- is lightweight,
- is small when packed away but still has a large screen when used,
- has long play time.
What type of display is best-suited for such a product? A Liquid Crystal Display (LCD), OLED (Organic Light Emitting Diode) Display or electronic ink (e-ink) display? I'm betting on OLED displays.
(+/-)read why
If you're reading this entry on a thin monitor, then you're reading text on a Liquid Crystal Display (LCD). Your mobile phone probably has an LCD too. LCDs are great, but they:
- require significant power: You can't use your battery-powered laptop all day to surf the Web. And the biggest power hog on your cell phone is your display, as I discussed here. LCDs require constant backlight, which takes a lot of power.
- are difficult to read in direct sunlight: When you use your mobile phone outside on a sunny day, you often have to turn so that your body blocks the sun from shining on the display.
- are inflexible: You have no chance of rolling your LCD monitor up (or folding it) and carrying it in a poster tube. You should be able to slide out individual modular LCDs to create a larger screen.
Have you used your MP3 player today? If so, there's a 40% chance that you used an Organic Light Emitting Diode (OLED) display instead of an LCD. OLED displays are relatively young--they were first marketed in 2000 in a Pioneer car radio (source), but they have quickly gained market share.

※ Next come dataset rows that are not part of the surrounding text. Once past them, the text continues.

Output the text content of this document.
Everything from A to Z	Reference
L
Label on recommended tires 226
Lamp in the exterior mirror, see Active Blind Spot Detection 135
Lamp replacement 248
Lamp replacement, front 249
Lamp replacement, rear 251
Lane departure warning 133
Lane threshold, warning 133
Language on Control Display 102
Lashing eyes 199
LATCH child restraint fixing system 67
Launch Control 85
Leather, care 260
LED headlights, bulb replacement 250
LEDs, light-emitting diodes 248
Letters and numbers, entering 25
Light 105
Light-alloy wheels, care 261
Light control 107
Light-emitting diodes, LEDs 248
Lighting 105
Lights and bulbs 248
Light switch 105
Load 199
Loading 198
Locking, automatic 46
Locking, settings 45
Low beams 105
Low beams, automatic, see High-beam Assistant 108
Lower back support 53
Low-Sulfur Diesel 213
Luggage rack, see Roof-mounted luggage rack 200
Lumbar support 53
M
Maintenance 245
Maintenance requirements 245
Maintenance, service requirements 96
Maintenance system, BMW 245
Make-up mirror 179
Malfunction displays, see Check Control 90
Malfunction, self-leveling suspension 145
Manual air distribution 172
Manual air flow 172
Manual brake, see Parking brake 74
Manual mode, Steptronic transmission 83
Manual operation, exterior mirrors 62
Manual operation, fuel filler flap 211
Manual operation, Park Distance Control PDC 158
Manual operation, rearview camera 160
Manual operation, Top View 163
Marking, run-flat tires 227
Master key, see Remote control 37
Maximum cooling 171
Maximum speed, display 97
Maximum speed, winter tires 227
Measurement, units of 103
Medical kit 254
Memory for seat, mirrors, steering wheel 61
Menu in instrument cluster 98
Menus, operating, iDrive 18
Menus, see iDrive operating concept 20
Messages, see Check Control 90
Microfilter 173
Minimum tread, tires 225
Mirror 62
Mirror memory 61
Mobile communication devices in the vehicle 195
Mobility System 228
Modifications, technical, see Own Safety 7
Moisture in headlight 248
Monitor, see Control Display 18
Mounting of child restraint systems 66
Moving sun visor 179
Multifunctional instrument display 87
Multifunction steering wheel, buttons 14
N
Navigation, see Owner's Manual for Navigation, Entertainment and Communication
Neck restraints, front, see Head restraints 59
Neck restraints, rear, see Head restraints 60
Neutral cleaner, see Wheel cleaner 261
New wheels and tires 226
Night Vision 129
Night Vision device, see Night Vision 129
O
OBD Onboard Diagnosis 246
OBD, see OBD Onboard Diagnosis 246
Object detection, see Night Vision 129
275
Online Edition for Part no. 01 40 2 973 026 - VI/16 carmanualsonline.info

OLEDs are super, but they:
- require power to be seen: Something emits light; so that something needs power. Power must be applied as long as you want to see that color, but the power requirements for OLEDs are much smaller than LCDs.
- are moisture sensitive: This disadvantage wouldn't matter if we weren't talking about flexible screens. It's easy to make a rigid moisture barrier, but a flexible water barrier isn't quite as easy. It's doable, but not easy.
- degrade at different rates: The fact that OLEDs degrade at all isn't necessarily a good thing, but the lifetime of an OLED is still longer than the lifetime of most consumer products these days. Degradation shouldn't be a big deal. But if the OLED colors degrade at different rates, then the screen colors will shift a little bit over time.
Did you see the new flexible clock that Citizen is producing? It uses E-ink technology. E-ink is starting down the same pathway as James Fergason--just 30 years later. Start with watches and clocks and quickly migrate into other types of displays. The Citizen clock presents black numbers, but E-ink has already demonstrated a color display in mid-2002.
If E-ink is 30 years later than LCDs, why bother? The single most important feature of E-ink displays is the fact that you don't need to continuously apply power to show an image. Once an image is shown on an E-ink display, that image remains visible. Power is only needed to change the image. Think about a Magna-Doodle. You use a magnetic stencil to pull black particles toward the screen so that they're visible. Once you can see them, you don't need to use the stencil anymore. E-ink works the same way.
Despite this huge power advantage over competitors and the fact that E-ink has demonstrated flex displays, there is still one major obstacle. E-ink displays have a slow refresh rate. Particles have to move through a fluid to become visible (or invisible). That takes time and power. If you don't use a lot of power, it takes more time. Without having more intimate knowledge of E-ink technology, I'm guessing that this will always be an issue inherent in the technology. (Kind of like the backlight issue for LCDs.)
The good news is that developers will finally have the chance to play with E-ink technology using kits, available here. Kits start to ship in November. After developers play with the technology, we'll have a better idea about the benefits and limitations.
I think that viewers will sacrifice a little color change over time in exchange for fast refresh rates so that the picture isn't jumpy. And this guess favors OLED displays over E-ink displays.
I also think that E-ink displays will have an immediate market niche for which it is far superior to any other display technology. Flexible displays with images that don't need to change more than a once a minute. Electronic store signs. Billboards. Digital picture frames. Once you show an image, you don't need power to keep the image visible. And that's huge! Imagine that picture frame on the wall over your mantle. You can program the frame to show a different image everyday. Since you aren't changing the image, it doesn't require a lot of power. Throw a little solar cell nearby and you don't even need batteries anymore.